For the past few years, while construction progresses, road closures and detours are frequently implemented all over I-26. In most cases, these closures happen overnight, so most people aren’t affected according to the NCDOT.

“There is no need to avoid traveling on I-26,” Uchiyama said. “It’s important drivers plan ahead by getting current traffic information on the DriveNC government website, remain alert, avoid distractions, travel at a safe speed and obey all posted signs when driving through the construction zone.”

A beautification project will be added to improve the look of the highway and will feature Henderson County School student artwork on certain bridges. The affected bridges include Butler Bridge Road bridge, U.S. 25 Business bridge, Airport Road bridge, Four Seasons Boulevard bridge, Naples Road bridge, Clear Creek Road bridge, Camp Road bridge and the Fanning Bridge Road bridge.

Adrienne Kort, a local florist who owns Blossoms Creative, used to operate her business out of Biltmore Park, right off of I-26.

“It really affected our capacity to be able to deliver on time efficiently,” Kort said. “When we would send things out for delivery, we’d have to plan how long it was going to take for us to get down I-26.”

Meanwhile, before the work could start in 2018, certain aspects of the project needed a redesign.

In October 2016, a public comment period showed the public wanted the U.S. 25 interchange to have improvements that would affect many businesses and homes. The NCDOT chose a diverging diamond interchange to reduce the number of affected buildings to zero and the number of parcels of property from 41 to 11. The main design is mostly finished, but the highway underneath the interchange still requires construction.

The U.S. 64 interchange also changed to a design called partial cloverleaf B. According to the NCDOT, this type of interchange enables cars to flow freely without stopping at any point while merging or exiting.

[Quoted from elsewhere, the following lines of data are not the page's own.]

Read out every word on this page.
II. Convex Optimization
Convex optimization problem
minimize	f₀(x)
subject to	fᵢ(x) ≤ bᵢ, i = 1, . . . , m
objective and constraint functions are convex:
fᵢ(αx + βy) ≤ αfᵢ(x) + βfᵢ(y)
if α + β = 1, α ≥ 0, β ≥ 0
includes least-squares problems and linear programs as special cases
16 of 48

The NCDOT has specific guidelines for determining a road construction project’s length of completion time. According to the NCDOT contract committee guidelines for determining contract time, certain factors must be determined before the project gets underway such as weather conditions, size of project, availability of materials, degree of urgency, and managing traffic congestion to give an accurate estimate.

Although locals and business owners currently feel the full effects of the construction project, progress surges forward.

“When I see the widening that has been completed at Brevard Road, I’m starting to be optimistic,” Kort said.